Without jitter, every instance of your service retries in lockstep — creating a synchronized spike that hits the recovering upstream all at once. Imagine your upstream just recovered from a crash and 50 instances of your service all retry at exactly the same moment. That wall of traffic can knock it back down before it stabilises. Jitter staggers the retries across time so the upstream sees a trickle instead.

Fallback Strategies

For every external dependency, decide explicitly: what happens when it's unavailable? Options include serving stale cached data, returning a degraded response with a flag, or failing the request entirely.

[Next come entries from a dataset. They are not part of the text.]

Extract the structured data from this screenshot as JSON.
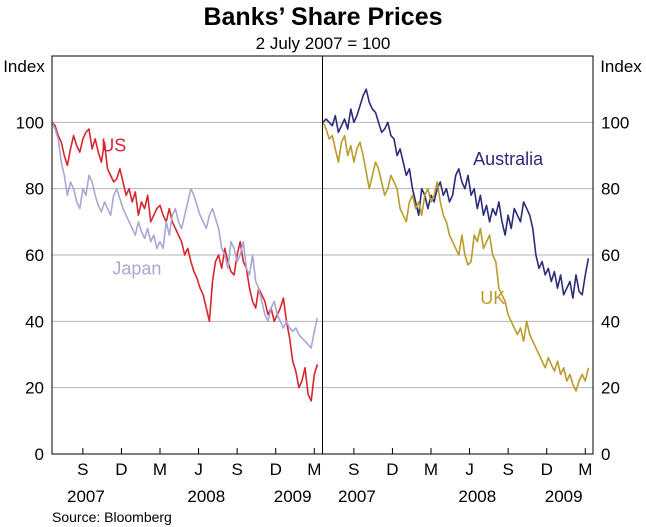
{
  "title": "Banks’ Share Prices",
  "subtitle": "2 July 2007 = 100",
  "source": "Source: Bloomberg",
  "ylabel_left": "Index",
  "ylabel_right": "Index",
  "colors": {
    "us": "#d7262e",
    "japan": "#a9a7d4",
    "australia": "#2c2c79",
    "uk": "#b99c2b",
    "grid": "#b3b3b3"
  },
  "chart_data": [
    {
      "type": "line",
      "panel": "left",
      "xlim": [
        2007.5,
        2009.25
      ],
      "ylim": [
        0,
        120
      ],
      "yticks": [
        0,
        20,
        40,
        60,
        80,
        100
      ],
      "month_ticks": [
        {
          "label": "S",
          "x": 2007.7
        },
        {
          "label": "D",
          "x": 2007.95
        },
        {
          "label": "M",
          "x": 2008.2
        },
        {
          "label": "J",
          "x": 2008.45
        },
        {
          "label": "S",
          "x": 2008.7
        },
        {
          "label": "D",
          "x": 2008.95
        },
        {
          "label": "M",
          "x": 2009.2
        }
      ],
      "year_labels": [
        {
          "label": "2007",
          "x": 2007.72
        },
        {
          "label": "2008",
          "x": 2008.5
        },
        {
          "label": "2009",
          "x": 2009.06
        }
      ],
      "series": [
        {
          "name": "US",
          "color_key": "us",
          "label_at": [
            2007.9,
            93
          ],
          "x": [
            2007.5,
            2007.52,
            2007.54,
            2007.56,
            2007.58,
            2007.6,
            2007.62,
            2007.64,
            2007.66,
            2007.68,
            2007.7,
            2007.72,
            2007.74,
            2007.76,
            2007.78,
            2007.8,
            2007.82,
            2007.84,
            2007.86,
            2007.88,
            2007.9,
            2007.92,
            2007.94,
            2007.96,
            2007.98,
            2008.0,
            2008.02,
            2008.04,
            2008.06,
            2008.08,
            2008.1,
            2008.12,
            2008.14,
            2008.16,
            2008.18,
            2008.2,
            2008.22,
            2008.24,
            2008.26,
            2008.28,
            2008.3,
            2008.32,
            2008.34,
            2008.36,
            2008.38,
            2008.4,
            2008.42,
            2008.44,
            2008.46,
            2008.48,
            2008.5,
            2008.52,
            2008.54,
            2008.56,
            2008.58,
            2008.6,
            2008.62,
            2008.64,
            2008.66,
            2008.68,
            2008.7,
            2008.72,
            2008.74,
            2008.76,
            2008.78,
            2008.8,
            2008.82,
            2008.84,
            2008.86,
            2008.88,
            2008.9,
            2008.92,
            2008.94,
            2008.96,
            2008.98,
            2009.0,
            2009.02,
            2009.04,
            2009.06,
            2009.08,
            2009.1,
            2009.12,
            2009.14,
            2009.16,
            2009.18,
            2009.2,
            2009.22
          ],
          "values": [
            100,
            99,
            96,
            94,
            90,
            87,
            92,
            96,
            93,
            91,
            95,
            97,
            98,
            92,
            95,
            91,
            88,
            94,
            86,
            84,
            82,
            83,
            86,
            82,
            78,
            80,
            76,
            79,
            72,
            76,
            74,
            78,
            70,
            72,
            74,
            75,
            72,
            70,
            74,
            70,
            68,
            66,
            64,
            60,
            62,
            58,
            55,
            53,
            50,
            48,
            44,
            40,
            52,
            58,
            60,
            56,
            62,
            58,
            55,
            54,
            60,
            64,
            58,
            56,
            50,
            46,
            44,
            50,
            48,
            46,
            42,
            44,
            40,
            42,
            44,
            47,
            40,
            35,
            28,
            25,
            20,
            22,
            26,
            18,
            16,
            24,
            27
          ]
        },
        {
          "name": "Japan",
          "color_key": "japan",
          "label_at": [
            2008.05,
            56
          ],
          "x": [
            2007.5,
            2007.52,
            2007.54,
            2007.56,
            2007.58,
            2007.6,
            2007.62,
            2007.64,
            2007.66,
            2007.68,
            2007.7,
            2007.72,
            2007.74,
            2007.76,
            2007.78,
            2007.8,
            2007.82,
            2007.84,
            2007.86,
            2007.88,
            2007.9,
            2007.92,
            2007.94,
            2007.96,
            2007.98,
            2008.0,
            2008.02,
            2008.04,
            2008.06,
            2008.08,
            2008.1,
            2008.12,
            2008.14,
            2008.16,
            2008.18,
            2008.2,
            2008.22,
            2008.24,
            2008.26,
            2008.28,
            2008.3,
            2008.32,
            2008.34,
            2008.36,
            2008.38,
            2008.4,
            2008.42,
            2008.44,
            2008.46,
            2008.48,
            2008.5,
            2008.52,
            2008.54,
            2008.56,
            2008.58,
            2008.6,
            2008.62,
            2008.64,
            2008.66,
            2008.68,
            2008.7,
            2008.72,
            2008.74,
            2008.76,
            2008.78,
            2008.8,
            2008.82,
            2008.84,
            2008.86,
            2008.88,
            2008.9,
            2008.92,
            2008.94,
            2008.96,
            2008.98,
            2009.0,
            2009.02,
            2009.04,
            2009.06,
            2009.08,
            2009.1,
            2009.12,
            2009.14,
            2009.16,
            2009.18,
            2009.2,
            2009.22
          ],
          "values": [
            100,
            98,
            95,
            88,
            84,
            78,
            82,
            80,
            76,
            74,
            80,
            78,
            84,
            82,
            78,
            75,
            73,
            76,
            74,
            72,
            78,
            80,
            77,
            74,
            72,
            70,
            68,
            66,
            70,
            67,
            65,
            68,
            64,
            66,
            62,
            64,
            62,
            70,
            66,
            72,
            74,
            70,
            68,
            72,
            76,
            80,
            78,
            75,
            72,
            70,
            68,
            72,
            74,
            71,
            68,
            62,
            60,
            56,
            64,
            62,
            58,
            60,
            64,
            56,
            54,
            60,
            52,
            50,
            46,
            42,
            40,
            44,
            46,
            42,
            40,
            38,
            40,
            38,
            37,
            38,
            36,
            35,
            34,
            33,
            32,
            37,
            41
          ]
        }
      ]
    },
    {
      "type": "line",
      "panel": "right",
      "xlim": [
        2007.5,
        2009.25
      ],
      "ylim": [
        0,
        120
      ],
      "yticks": [
        0,
        20,
        40,
        60,
        80,
        100
      ],
      "month_ticks": [
        {
          "label": "S",
          "x": 2007.7
        },
        {
          "label": "D",
          "x": 2007.95
        },
        {
          "label": "M",
          "x": 2008.2
        },
        {
          "label": "J",
          "x": 2008.45
        },
        {
          "label": "S",
          "x": 2008.7
        },
        {
          "label": "D",
          "x": 2008.95
        },
        {
          "label": "M",
          "x": 2009.2
        }
      ],
      "year_labels": [
        {
          "label": "2007",
          "x": 2007.72
        },
        {
          "label": "2008",
          "x": 2008.5
        },
        {
          "label": "2009",
          "x": 2009.06
        }
      ],
      "series": [
        {
          "name": "Australia",
          "color_key": "australia",
          "label_at": [
            2008.7,
            89
          ],
          "x": [
            2007.5,
            2007.52,
            2007.54,
            2007.56,
            2007.58,
            2007.6,
            2007.62,
            2007.64,
            2007.66,
            2007.68,
            2007.7,
            2007.72,
            2007.74,
            2007.76,
            2007.78,
            2007.8,
            2007.82,
            2007.84,
            2007.86,
            2007.88,
            2007.9,
            2007.92,
            2007.94,
            2007.96,
            2007.98,
            2008.0,
            2008.02,
            2008.04,
            2008.06,
            2008.08,
            2008.1,
            2008.12,
            2008.14,
            2008.16,
            2008.18,
            2008.2,
            2008.22,
            2008.24,
            2008.26,
            2008.28,
            2008.3,
            2008.32,
            2008.34,
            2008.36,
            2008.38,
            2008.4,
            2008.42,
            2008.44,
            2008.46,
            2008.48,
            2008.5,
            2008.52,
            2008.54,
            2008.56,
            2008.58,
            2008.6,
            2008.62,
            2008.64,
            2008.66,
            2008.68,
            2008.7,
            2008.72,
            2008.74,
            2008.76,
            2008.78,
            2008.8,
            2008.82,
            2008.84,
            2008.86,
            2008.88,
            2008.9,
            2008.92,
            2008.94,
            2008.96,
            2008.98,
            2009.0,
            2009.02,
            2009.04,
            2009.06,
            2009.08,
            2009.1,
            2009.12,
            2009.14,
            2009.16,
            2009.18,
            2009.2,
            2009.22
          ],
          "values": [
            100,
            101,
            100,
            99,
            102,
            97,
            99,
            101,
            98,
            104,
            100,
            102,
            105,
            108,
            110,
            106,
            104,
            103,
            100,
            97,
            98,
            100,
            96,
            95,
            90,
            92,
            88,
            84,
            86,
            80,
            76,
            72,
            80,
            78,
            74,
            78,
            76,
            80,
            82,
            78,
            80,
            76,
            78,
            84,
            86,
            82,
            80,
            84,
            78,
            80,
            74,
            78,
            72,
            75,
            70,
            74,
            72,
            76,
            70,
            66,
            72,
            68,
            74,
            72,
            70,
            76,
            74,
            72,
            68,
            60,
            56,
            58,
            54,
            56,
            52,
            55,
            50,
            54,
            48,
            50,
            52,
            47,
            54,
            49,
            48,
            54,
            59
          ]
        },
        {
          "name": "UK",
          "color_key": "uk",
          "label_at": [
            2008.6,
            47
          ],
          "x": [
            2007.5,
            2007.52,
            2007.54,
            2007.56,
            2007.58,
            2007.6,
            2007.62,
            2007.64,
            2007.66,
            2007.68,
            2007.7,
            2007.72,
            2007.74,
            2007.76,
            2007.78,
            2007.8,
            2007.82,
            2007.84,
            2007.86,
            2007.88,
            2007.9,
            2007.92,
            2007.94,
            2007.96,
            2007.98,
            2008.0,
            2008.02,
            2008.04,
            2008.06,
            2008.08,
            2008.1,
            2008.12,
            2008.14,
            2008.16,
            2008.18,
            2008.2,
            2008.22,
            2008.24,
            2008.26,
            2008.28,
            2008.3,
            2008.32,
            2008.34,
            2008.36,
            2008.38,
            2008.4,
            2008.42,
            2008.44,
            2008.46,
            2008.48,
            2008.5,
            2008.52,
            2008.54,
            2008.56,
            2008.58,
            2008.6,
            2008.62,
            2008.64,
            2008.66,
            2008.68,
            2008.7,
            2008.72,
            2008.74,
            2008.76,
            2008.78,
            2008.8,
            2008.82,
            2008.84,
            2008.86,
            2008.88,
            2008.9,
            2008.92,
            2008.94,
            2008.96,
            2008.98,
            2009.0,
            2009.02,
            2009.04,
            2009.06,
            2009.08,
            2009.1,
            2009.12,
            2009.14,
            2009.16,
            2009.18,
            2009.2,
            2009.22
          ],
          "values": [
            100,
            98,
            95,
            96,
            92,
            88,
            94,
            96,
            90,
            93,
            88,
            92,
            94,
            90,
            85,
            80,
            84,
            88,
            86,
            82,
            78,
            80,
            84,
            82,
            80,
            74,
            72,
            70,
            76,
            78,
            74,
            76,
            72,
            78,
            80,
            76,
            78,
            82,
            76,
            72,
            70,
            66,
            64,
            62,
            60,
            66,
            60,
            57,
            58,
            66,
            64,
            68,
            62,
            64,
            66,
            60,
            58,
            50,
            48,
            46,
            42,
            40,
            38,
            36,
            38,
            34,
            40,
            36,
            34,
            32,
            30,
            28,
            26,
            29,
            27,
            25,
            28,
            24,
            26,
            22,
            24,
            21,
            19,
            22,
            24,
            22,
            26
          ]
        }
      ]
    }
  ]
}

The worst answer is implicit behavior. Undefined fallbacks mean your service does something unpredictable under failure — which is the hardest kind of incident to debug at 3am.


7. Advanced Validation: Breaking the System to Prove It Scale

Load Tests & Resource Sizing

These only tell you something useful once you have a baseline: known peak traffic, a throughput SLA, or prior benchmark data. Without that, you're running numbers against a vacuum.

Once you have a baseline, load test against it and size your resources accordingly: connection pool limits, memory headroom for request buffering, thread counts, and horizontal scaling triggers. The common mistake is sizing for average traffic. Size for your realistic peak with headroom, and define your scaling trigger before you need it, not during an incident.


Self-Assessment

Go-live gates — all must be yes before shipping:

  • [ ] Are logs structured JSON with consistent trace_id and span_id?

  • [ ] Are you tracking p95 and p99 latency, not just averages?

  • [ ] Are you alerting on SLO burn rates, not raw error counts?

  • [ ] Does every alert link to a runbook with a mitigation step?

  • [ ] Is PII excluded from logs by design?

  • [ ] Are service credentials scoped per dependency?

  • [ ] Does your dependency health check gate traffic routing?

  • [ ] Can you roll back within 5 minutes if error rates spike post-deploy?

  • [ ] Has your disaster recovery plan been rehearsed, not just documented?

  • [ ] Do smoke tests run automatically after every deployment?

Ship these sprint two:

  • [ ] Does every external call have an explicit timeout?

  • [ ] Do retries use exponential backoff with jitter?

  • [ ] Is every fallback behavior explicitly defined?

  • [ ] Have you load tested against a realistic traffic baseline?

  • [ ] Have you verified resilience patterns trigger under chaos conditions?

Hopefully, this baseline helps shape a clear roadmap for your next service launch and saves your team from that next 3am page.